I didn’t get to see the Sweet 16 game vs. Oregon live because we had a game that night. But my guys went up against a tough, #1 seeded team, and knew going in that they were going to be challenged. We faced a talented player in point guard Dillon Brooks, who had a great game, and then we didn't play our best ball. And when that happens, you usually get eliminated. That’s what this time of year is about. In addressing the team after the tough loss, I can't imagine that Coach K was too negative toward his team because they did play hard for him all year. From my experience, Coach K is the ultimate motivator and gives some great speeches. However, his best words were typically before we headed out to win a game. I can't remember a GREAT post-loss speech (that I can share). Preparation is one of Coach’s keys to success. From experience, I know that there's no thought of his that would lead him to be prepared for a speech after not coming out on top. Competing and ultimately winning is the only thing important to him.
I know how tough it is to lose when you think you are capable of more. During my junior (and final) year of college, I didn’t play my best in the tournament. Our first-round game against Binghamton was an easy one for us to win, and we beat Texas after that and I played well. But Villanova (who went on to the Final Four) killed us in the Sweet 16. I played my worst game of the entire year. It was very disappointing. It’s hard to come to terms with the fact that you are not going to be the champion, especially because I thought we had a team that could win.
That summer I left early for the NBA, and the following season Duke won the national championship. In a lot of ways I felt like I was part of the win because I played so many games and went through so many practices and battles with my teammates and friends who won it. Following the win, I saw one of the assistant coaches at the time, Steve Wojciechowski. He came over to me and said, “Man, you helped us get here. Just know that.” That was a great feeling! When Duke wins, we all win.
People always ask me, “Do you regret leaving early for the NBA?” The answer is no. I look at things realistically. Had I stayed, the team would have been very different. Team chemistry is such a delicate thing, and there’s no telling if we would have gelled as well with me there or not. My departure also gave guys like Nolan Smith, Jon Scheyer and Kyle Singler a chance to really shine. I have no regrets. I made the choice to go to the NBA, and I’m currently living my dream. I wish we had won the national championship during my time there, when I had the chance! If there’s anything for me to regret, that would be it.
Now, as a seven-year NBA veteran, I can say that thankfully my play in the tournament didn't affect my Draft stock too much…and typically doesn't for most players. These young guys thinking of making the jump shouldn’t worry about how their play will affect them at the next level. NBA scouts look at players as a whole over a long period of time. A couple games probably won’t shape their opinion of you. Believe me, they know what you can and can’t do way before March Madness begins.
At the end of the day, so much of how the tournament plays out has to do with the talent level on a team. This weekend, we’ll see quite a few pros coming out of this Final Four. The NCAA Tournament is also about who is playing well at that time. If a team that started off strong isn’t gelling well at the end of the season, they can easily end up losing early on. It takes a team that’s playing their best ball at the end to come away a champion…and that’s true in both college and the NBA.

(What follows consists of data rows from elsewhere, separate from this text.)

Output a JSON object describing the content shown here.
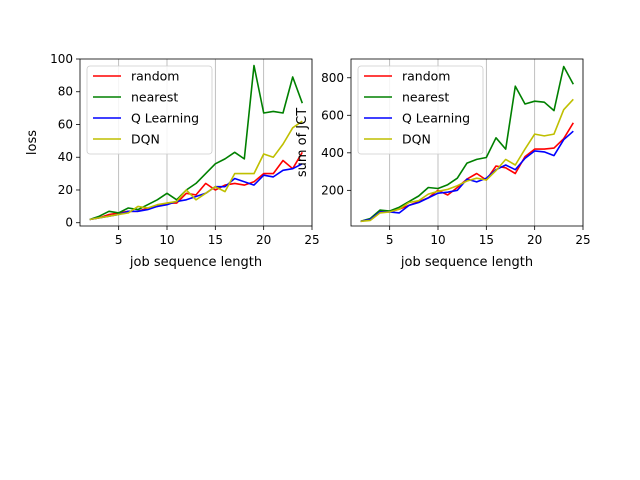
{
  "chart_data": [
    {
      "type": "line",
      "xlabel": "job sequence length",
      "ylabel": "loss",
      "xlim": [
        1,
        25
      ],
      "ylim": [
        -2,
        100
      ],
      "xticks": [
        5,
        10,
        15,
        20,
        25
      ],
      "yticks": [
        0,
        20,
        40,
        60,
        80,
        100
      ],
      "grid": "vertical",
      "legend": "top-left",
      "x": [
        2,
        3,
        4,
        5,
        6,
        7,
        8,
        9,
        10,
        11,
        12,
        13,
        14,
        15,
        16,
        17,
        18,
        19,
        20,
        21,
        22,
        23,
        24
      ],
      "series": [
        {
          "name": "random",
          "color": "#ff0000",
          "values": [
            2,
            3,
            5,
            6,
            7,
            7,
            9,
            10,
            12,
            12,
            18,
            17,
            24,
            20,
            23,
            24,
            23,
            25,
            30,
            30,
            38,
            33,
            43
          ]
        },
        {
          "name": "nearest",
          "color": "#008000",
          "values": [
            2,
            4,
            7,
            6,
            9,
            8,
            11,
            14,
            18,
            14,
            20,
            24,
            30,
            36,
            39,
            43,
            39,
            96,
            67,
            68,
            67,
            89,
            73
          ]
        },
        {
          "name": "Q Learning",
          "color": "#0000ff",
          "values": [
            2,
            3,
            4,
            5,
            7,
            7,
            8,
            10,
            11,
            13,
            14,
            16,
            18,
            22,
            22,
            27,
            25,
            23,
            29,
            28,
            32,
            33,
            36
          ]
        },
        {
          "name": "DQN",
          "color": "#bfbf00",
          "values": [
            2,
            3,
            4,
            5,
            6,
            10,
            9,
            11,
            12,
            13,
            20,
            14,
            18,
            22,
            19,
            30,
            30,
            30,
            42,
            40,
            48,
            58,
            62
          ]
        }
      ]
    },
    {
      "type": "line",
      "xlabel": "job sequence length",
      "ylabel": "sum of JCT",
      "xlim": [
        1,
        25
      ],
      "ylim": [
        10,
        900
      ],
      "xticks": [
        5,
        10,
        15,
        20,
        25
      ],
      "yticks": [
        200,
        400,
        600,
        800
      ],
      "grid": "vertical",
      "legend": "top-left",
      "x": [
        2,
        3,
        4,
        5,
        6,
        7,
        8,
        9,
        10,
        11,
        12,
        13,
        14,
        15,
        16,
        17,
        18,
        19,
        20,
        21,
        22,
        23,
        24
      ],
      "series": [
        {
          "name": "random",
          "color": "#ff0000",
          "values": [
            35,
            45,
            90,
            85,
            100,
            120,
            140,
            160,
            200,
            175,
            215,
            260,
            290,
            255,
            330,
            320,
            290,
            380,
            420,
            420,
            425,
            475,
            560
          ]
        },
        {
          "name": "nearest",
          "color": "#008000",
          "values": [
            35,
            50,
            95,
            90,
            110,
            140,
            170,
            215,
            210,
            230,
            265,
            345,
            365,
            375,
            480,
            420,
            755,
            660,
            675,
            670,
            625,
            860,
            765
          ]
        },
        {
          "name": "Q Learning",
          "color": "#0000ff",
          "values": [
            35,
            45,
            85,
            85,
            80,
            120,
            135,
            160,
            185,
            190,
            200,
            260,
            245,
            265,
            310,
            335,
            310,
            370,
            410,
            405,
            385,
            470,
            515
          ]
        },
        {
          "name": "DQN",
          "color": "#bfbf00",
          "values": [
            35,
            40,
            80,
            85,
            100,
            135,
            145,
            180,
            195,
            205,
            225,
            250,
            265,
            255,
            305,
            365,
            335,
            420,
            500,
            490,
            500,
            630,
            685
          ]
        }
      ]
    }
  ]
}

This time of the year in college can run you down a bit. However, I actually remember being in my best shape at the end of the season. There are times during the season when your body feels beat up. You’re traveling, you have schoolwork, practices, games. It can be a grind. But knowing that one loss means it’s all over…that’s enough incentive to remain focused and push through. In recent years, I think Coach K is more cognizant of the connection between health and performance, and the importance of rest. There are probably more coaches embracing that approach, especially with the advancements in recovery technology and training.

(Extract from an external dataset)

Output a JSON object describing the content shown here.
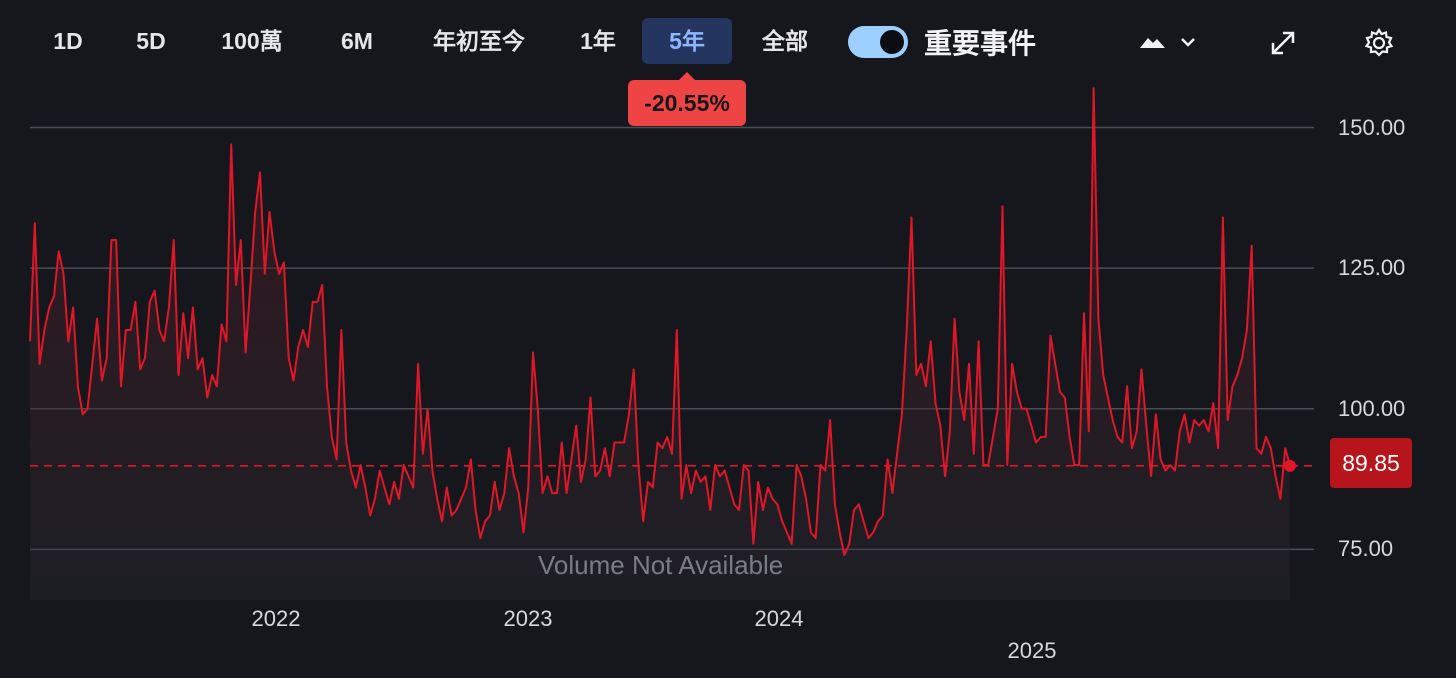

I feel really good about where the Duke program stands today. The current group has a lot of room to grow, and next year we have the #1 recruiting class coming in. And I assume that if Grayson Allen decides to come back to school, we’ll take the #1 preseason spot also. Kids want to be a part of a great college atmosphere and play for the best coach so they pick Duke. Now it's time to reload, move forward and chase championship #6. That's the process at Duke.